As Father’s Day is being celebrated across the world today, social media is filled with images of dads receiving gifts, family gatherings, and sentimental messages about love and appreciation. While it’s beautiful to celebrate the fathers in our lives, it’s equally important to talk about something often ignored—the quiet, unacknowledged weight of responsibility many fathers carry daily without complaint or recognition.
Kapil Gupta, CEO & Founder of Solh Wellness, shares a powerful observation that cuts through the noise of feel-good posts and hashtags. “We talk a lot these days about burnout, about work-life balance, about mental health. And that’s good. Necessary, even. But somewhere in all these conversations, we forget the ones who carry the weight silently, the ones who don’t post about it, don’t journal it, don’t hashtag it.”
These people, often fathers, leaders, and providers, aren’t just reliable presences in our lives. They’re the emotional and financial scaffolding many families and workplaces rest on. And yet, they rarely hear the simple question: How are you doing?
Gupta goes on to explain how fathers are the first ones people turn to in crisis, but the last ones anyone checks on once things settle. This Father’s Day, he urges us to broaden the celebration and recognise those who are constantly carrying others, whether emotionally, financially, or in the background of every team and household.
In today’s age of emotional awareness and wellness culture, we are quick to cheer on vulnerability, therapy, and mental health days. But we often forget about a subset of people who quietly believe those options aren’t for them. Being “the strong one” may sound like a compliment, but as Gupta points out, it’s also a heavy and isolating burden.
“Ask a father who’s raising a family,” he says. “Ask a startup founder who just made payroll by cutting their own salary. Ask the team leader who absorbs everyone’s stress so the team doesn’t collapse. Ask the frontline worker who hasn’t had a ‘mental health day’ since 2020.” These individuals don’t always cry out for help because they’ve been conditioned to believe they can’t.

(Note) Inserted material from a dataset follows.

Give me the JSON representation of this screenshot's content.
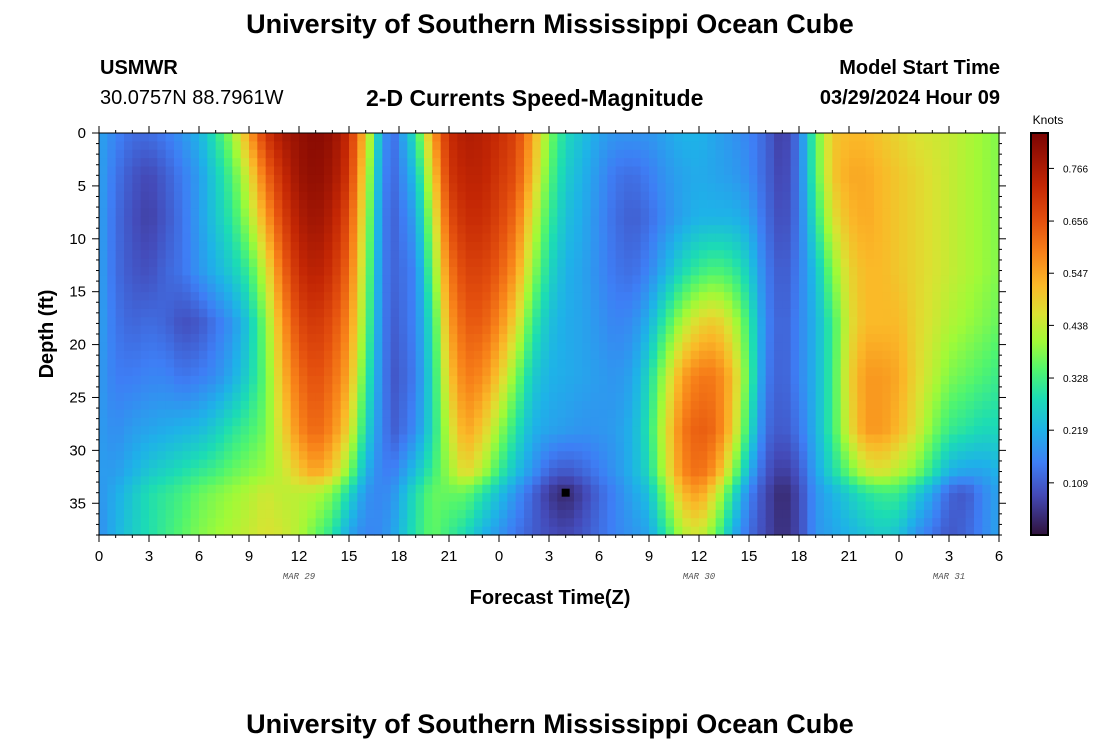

And what does that burden look like? Sometimes it isn’t loud or dramatic. It looks like a silent nod. A forced smile. A pause before saying “I’m fine.” These are the small moments of suppressed struggle that rarely make it into the spotlight.
Gupta emphasises the need to stop romanticizing sacrifice and start seeing its cost. Celebrating someone’s selflessness while ignoring their suffering isn’t admiration, it’s oversight. We must look beyond the surface and respect the emotional labor that often goes unnoticed.
So yes, celebrate the fathers this year. But do it with intention. Celebrate the way they show up, even when they’re exhausted. Celebrate their consistency, their resilience, and their quiet acts of love. But most of all, see them. Acknowledge their stress. Ask them how they’re really doing. Give them space to speak, even if it’s just for a moment.
This Father’s Day isn’t about guilt or shame. It’s about balance. It’s about recognising that behind every steady household, every strong team, and every smiling family picture, there may be someone holding it all up, often at the cost of their own emotional well-being.
It’s time we stopped waiting for them to collapse before we offered support. Instead, let’s show up for them while they’re still standing tall. Because not all heroes wear capes, some wear worry lines, fake smiles, and an unspoken need for rest.